We study statics to obtain a quantitative description of forces which act on engineering structures in equilibrium. Mathematics establishes the relations between the various quantities involved and enables us to predict effects from these relations. We use a dual thought process insolving statics problems: We think about both the physical situation and the corresponding mathematical description. In the analysis of every problem, we make a transition between the physical and the mathematical. One of the most important goals for the student is to develop the ability to make this transition freely.
Making Appropriate Assumptions
We should recognize that the mathematical formulation of a physical problem represents an ideal description, or model, which approximates but never quite matches the actual physical situation. When we construct an idealized mathematical model for a given engineering problem, certain approximations will always be involved. Some of these approximations may be mathematical, whereas others will be physical. For instance, it is often necessary to neglect small distances, angles, or forces compared with large distances, angles, or forces. Suppose a force is distributed over a small area of the body on which it acts. We may consider it to be a concentrated force if the dimensions of the area involved are small compared with other pertinent dimensions.

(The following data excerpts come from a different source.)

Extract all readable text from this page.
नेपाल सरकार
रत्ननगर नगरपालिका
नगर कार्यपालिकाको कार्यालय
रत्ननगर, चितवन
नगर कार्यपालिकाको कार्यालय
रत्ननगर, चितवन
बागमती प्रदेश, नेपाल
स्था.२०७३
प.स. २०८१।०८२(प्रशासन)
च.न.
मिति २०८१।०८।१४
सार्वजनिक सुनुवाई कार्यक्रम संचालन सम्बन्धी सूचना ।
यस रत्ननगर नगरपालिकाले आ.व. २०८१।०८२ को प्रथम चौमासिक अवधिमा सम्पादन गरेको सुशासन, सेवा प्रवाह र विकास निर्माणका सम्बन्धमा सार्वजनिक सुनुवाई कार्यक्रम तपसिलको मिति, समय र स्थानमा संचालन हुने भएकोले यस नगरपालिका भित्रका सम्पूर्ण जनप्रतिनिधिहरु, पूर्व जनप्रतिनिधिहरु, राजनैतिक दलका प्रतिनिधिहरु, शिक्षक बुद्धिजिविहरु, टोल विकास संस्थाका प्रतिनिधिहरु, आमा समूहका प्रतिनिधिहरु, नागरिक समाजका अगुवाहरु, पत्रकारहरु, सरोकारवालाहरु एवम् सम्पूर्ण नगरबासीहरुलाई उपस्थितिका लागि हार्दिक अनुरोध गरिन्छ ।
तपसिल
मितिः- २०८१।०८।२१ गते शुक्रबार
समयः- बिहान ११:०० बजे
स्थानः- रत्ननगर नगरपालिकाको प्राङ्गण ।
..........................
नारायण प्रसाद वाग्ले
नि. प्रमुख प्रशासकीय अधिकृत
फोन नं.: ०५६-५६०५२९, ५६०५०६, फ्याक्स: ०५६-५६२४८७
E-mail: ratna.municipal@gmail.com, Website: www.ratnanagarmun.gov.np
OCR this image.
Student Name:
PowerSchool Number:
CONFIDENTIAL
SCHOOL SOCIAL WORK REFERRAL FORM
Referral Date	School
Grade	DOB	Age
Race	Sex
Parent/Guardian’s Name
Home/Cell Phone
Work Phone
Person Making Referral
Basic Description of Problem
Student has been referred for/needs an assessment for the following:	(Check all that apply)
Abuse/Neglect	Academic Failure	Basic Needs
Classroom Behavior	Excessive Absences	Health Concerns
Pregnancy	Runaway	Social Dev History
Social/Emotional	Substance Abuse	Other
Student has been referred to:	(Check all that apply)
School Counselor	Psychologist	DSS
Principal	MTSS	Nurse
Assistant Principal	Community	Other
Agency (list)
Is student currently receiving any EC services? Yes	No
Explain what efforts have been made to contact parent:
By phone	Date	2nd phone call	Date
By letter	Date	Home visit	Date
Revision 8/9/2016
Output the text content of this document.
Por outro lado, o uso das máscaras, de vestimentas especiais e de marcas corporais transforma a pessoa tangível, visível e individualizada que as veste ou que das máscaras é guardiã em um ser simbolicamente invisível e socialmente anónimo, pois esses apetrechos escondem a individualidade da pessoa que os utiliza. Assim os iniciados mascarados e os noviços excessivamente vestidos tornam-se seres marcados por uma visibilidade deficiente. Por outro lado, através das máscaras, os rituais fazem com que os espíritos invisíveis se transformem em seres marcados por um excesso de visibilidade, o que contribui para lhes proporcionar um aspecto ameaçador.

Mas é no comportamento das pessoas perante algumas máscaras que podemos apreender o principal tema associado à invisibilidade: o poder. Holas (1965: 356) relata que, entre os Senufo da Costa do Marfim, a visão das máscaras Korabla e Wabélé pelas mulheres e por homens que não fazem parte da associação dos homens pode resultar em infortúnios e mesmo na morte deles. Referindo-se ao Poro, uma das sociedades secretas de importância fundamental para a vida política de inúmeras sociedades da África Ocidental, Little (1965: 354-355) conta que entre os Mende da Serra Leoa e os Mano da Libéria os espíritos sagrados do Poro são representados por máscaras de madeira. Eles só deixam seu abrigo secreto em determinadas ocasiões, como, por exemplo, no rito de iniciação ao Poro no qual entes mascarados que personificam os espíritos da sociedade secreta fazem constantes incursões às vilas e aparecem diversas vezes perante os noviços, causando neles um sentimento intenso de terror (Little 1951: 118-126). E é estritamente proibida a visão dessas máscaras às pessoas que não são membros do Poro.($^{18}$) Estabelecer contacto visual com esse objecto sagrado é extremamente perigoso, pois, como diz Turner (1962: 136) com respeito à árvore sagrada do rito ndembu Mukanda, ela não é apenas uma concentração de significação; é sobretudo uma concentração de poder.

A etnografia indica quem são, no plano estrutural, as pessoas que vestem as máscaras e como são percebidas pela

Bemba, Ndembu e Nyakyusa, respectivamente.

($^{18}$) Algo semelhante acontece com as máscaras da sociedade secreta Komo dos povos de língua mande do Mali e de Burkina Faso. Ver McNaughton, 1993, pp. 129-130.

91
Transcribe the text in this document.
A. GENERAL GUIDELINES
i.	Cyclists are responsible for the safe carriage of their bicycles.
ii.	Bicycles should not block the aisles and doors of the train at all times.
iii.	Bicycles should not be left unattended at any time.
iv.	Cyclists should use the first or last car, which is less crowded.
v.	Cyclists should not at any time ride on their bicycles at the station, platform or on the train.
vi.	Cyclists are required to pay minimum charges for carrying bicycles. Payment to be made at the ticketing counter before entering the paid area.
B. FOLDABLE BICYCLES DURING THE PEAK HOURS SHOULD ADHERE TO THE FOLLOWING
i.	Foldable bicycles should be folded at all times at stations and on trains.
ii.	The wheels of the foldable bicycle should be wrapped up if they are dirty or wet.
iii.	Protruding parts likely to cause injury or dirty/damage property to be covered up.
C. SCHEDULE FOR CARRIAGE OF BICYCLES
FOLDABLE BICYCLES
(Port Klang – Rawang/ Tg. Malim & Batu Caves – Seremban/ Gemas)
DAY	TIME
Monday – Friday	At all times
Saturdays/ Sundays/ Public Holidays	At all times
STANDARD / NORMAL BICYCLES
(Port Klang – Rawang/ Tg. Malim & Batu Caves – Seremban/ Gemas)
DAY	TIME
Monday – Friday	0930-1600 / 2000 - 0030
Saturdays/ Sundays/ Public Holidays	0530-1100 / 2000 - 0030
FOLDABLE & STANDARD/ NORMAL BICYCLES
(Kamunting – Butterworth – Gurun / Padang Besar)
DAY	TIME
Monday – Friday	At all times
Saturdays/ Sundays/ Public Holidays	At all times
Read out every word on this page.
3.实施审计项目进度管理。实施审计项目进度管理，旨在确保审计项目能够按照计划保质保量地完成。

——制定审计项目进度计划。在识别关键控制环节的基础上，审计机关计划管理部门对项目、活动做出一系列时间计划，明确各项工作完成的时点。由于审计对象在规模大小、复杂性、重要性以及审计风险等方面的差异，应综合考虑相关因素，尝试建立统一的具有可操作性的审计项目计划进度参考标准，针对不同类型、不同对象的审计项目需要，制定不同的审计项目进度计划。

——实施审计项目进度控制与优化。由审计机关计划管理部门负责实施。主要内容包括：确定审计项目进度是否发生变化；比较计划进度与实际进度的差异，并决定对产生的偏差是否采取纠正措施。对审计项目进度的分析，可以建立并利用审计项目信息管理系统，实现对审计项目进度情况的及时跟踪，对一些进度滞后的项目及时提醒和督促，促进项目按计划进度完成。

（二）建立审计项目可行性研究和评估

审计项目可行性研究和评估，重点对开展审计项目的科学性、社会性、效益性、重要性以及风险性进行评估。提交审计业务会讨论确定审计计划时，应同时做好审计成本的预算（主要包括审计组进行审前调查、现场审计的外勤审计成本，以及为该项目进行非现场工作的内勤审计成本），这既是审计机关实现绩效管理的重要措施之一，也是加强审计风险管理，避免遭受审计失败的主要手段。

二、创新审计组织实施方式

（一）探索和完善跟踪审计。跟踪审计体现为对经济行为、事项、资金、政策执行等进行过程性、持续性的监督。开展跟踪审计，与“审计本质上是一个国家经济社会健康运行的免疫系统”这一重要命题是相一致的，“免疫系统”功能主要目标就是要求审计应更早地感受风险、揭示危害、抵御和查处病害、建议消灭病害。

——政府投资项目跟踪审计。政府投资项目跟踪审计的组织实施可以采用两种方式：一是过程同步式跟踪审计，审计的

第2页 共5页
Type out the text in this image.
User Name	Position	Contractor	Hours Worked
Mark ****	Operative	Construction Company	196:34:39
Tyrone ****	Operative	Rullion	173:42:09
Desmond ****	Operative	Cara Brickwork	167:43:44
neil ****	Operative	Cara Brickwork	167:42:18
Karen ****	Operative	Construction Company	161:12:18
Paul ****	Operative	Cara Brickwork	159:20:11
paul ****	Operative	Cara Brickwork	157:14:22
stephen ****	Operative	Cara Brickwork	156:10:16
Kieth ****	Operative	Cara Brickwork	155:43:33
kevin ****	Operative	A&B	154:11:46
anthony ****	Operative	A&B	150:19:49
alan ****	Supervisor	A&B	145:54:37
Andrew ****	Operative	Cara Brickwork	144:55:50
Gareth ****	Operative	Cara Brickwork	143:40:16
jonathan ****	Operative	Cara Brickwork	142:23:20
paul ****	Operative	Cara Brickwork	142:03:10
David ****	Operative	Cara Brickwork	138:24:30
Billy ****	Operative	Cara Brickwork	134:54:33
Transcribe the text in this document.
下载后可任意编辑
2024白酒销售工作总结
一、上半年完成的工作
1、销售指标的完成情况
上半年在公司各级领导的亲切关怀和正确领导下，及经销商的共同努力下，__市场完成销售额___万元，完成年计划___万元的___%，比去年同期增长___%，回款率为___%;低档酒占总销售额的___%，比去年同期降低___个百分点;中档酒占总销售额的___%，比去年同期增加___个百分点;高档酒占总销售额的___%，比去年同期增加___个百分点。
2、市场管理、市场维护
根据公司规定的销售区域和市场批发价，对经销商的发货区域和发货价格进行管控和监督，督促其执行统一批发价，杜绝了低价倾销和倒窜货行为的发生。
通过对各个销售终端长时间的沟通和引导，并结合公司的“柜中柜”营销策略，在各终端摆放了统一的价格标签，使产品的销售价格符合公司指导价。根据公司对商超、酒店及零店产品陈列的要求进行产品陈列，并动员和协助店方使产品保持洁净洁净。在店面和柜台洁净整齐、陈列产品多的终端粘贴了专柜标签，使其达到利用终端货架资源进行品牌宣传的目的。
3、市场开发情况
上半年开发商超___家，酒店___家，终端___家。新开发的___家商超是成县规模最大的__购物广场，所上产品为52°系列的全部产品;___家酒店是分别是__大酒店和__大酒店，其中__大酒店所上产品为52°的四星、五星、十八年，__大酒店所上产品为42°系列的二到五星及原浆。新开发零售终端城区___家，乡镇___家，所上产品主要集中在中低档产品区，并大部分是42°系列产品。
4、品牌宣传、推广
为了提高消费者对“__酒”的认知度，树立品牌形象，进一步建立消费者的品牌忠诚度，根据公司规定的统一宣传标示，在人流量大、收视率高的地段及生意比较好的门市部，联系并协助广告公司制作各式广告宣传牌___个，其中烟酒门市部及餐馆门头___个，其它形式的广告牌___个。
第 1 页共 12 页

We may neglect the weight of a steel cable if the tension in the cable is many times greater than its total weight. However, if we must calculate the deﬂection or sag of a suspended cable under the action of its weight, we may not ignore the cable weight. Thus, what we may assume depends on what information is desired and on the accuracy required.
Formulating Problems and Obtaining Solutions: In statics, as in all engineering problems, we need to use a precise and logical method for formulating problems and obtaining their solutions. We formulate each problem and develop its solution through the following sequence of steps.
The Free-Body Diagram: In solving a problem, it is essential that the laws which apply be carefully ﬁxed in mind and that we apply these principles literally and exactly. In applying the principles of mechanics to analyze forces acting on a body, it is essential that we isolate the body in question from all other bodies so that a complete and accurate account of all forces acting on this body can be taken. This isolation should exist mentally and should be represented on paper. The diagram of such an isolated body with the representation of all external forces acting on it is called a freebody diagram. The free-body-diagram method is the key to the understanding of mechanics. This is so because the isolation of a body is the tool by whichcause and effect are clearly separated, and by which our attention is clearly focused on the literal application of a principle of mechanics. The technique of drawing free-body diagrams is covered in Chapter 3, where they are ﬁrst used.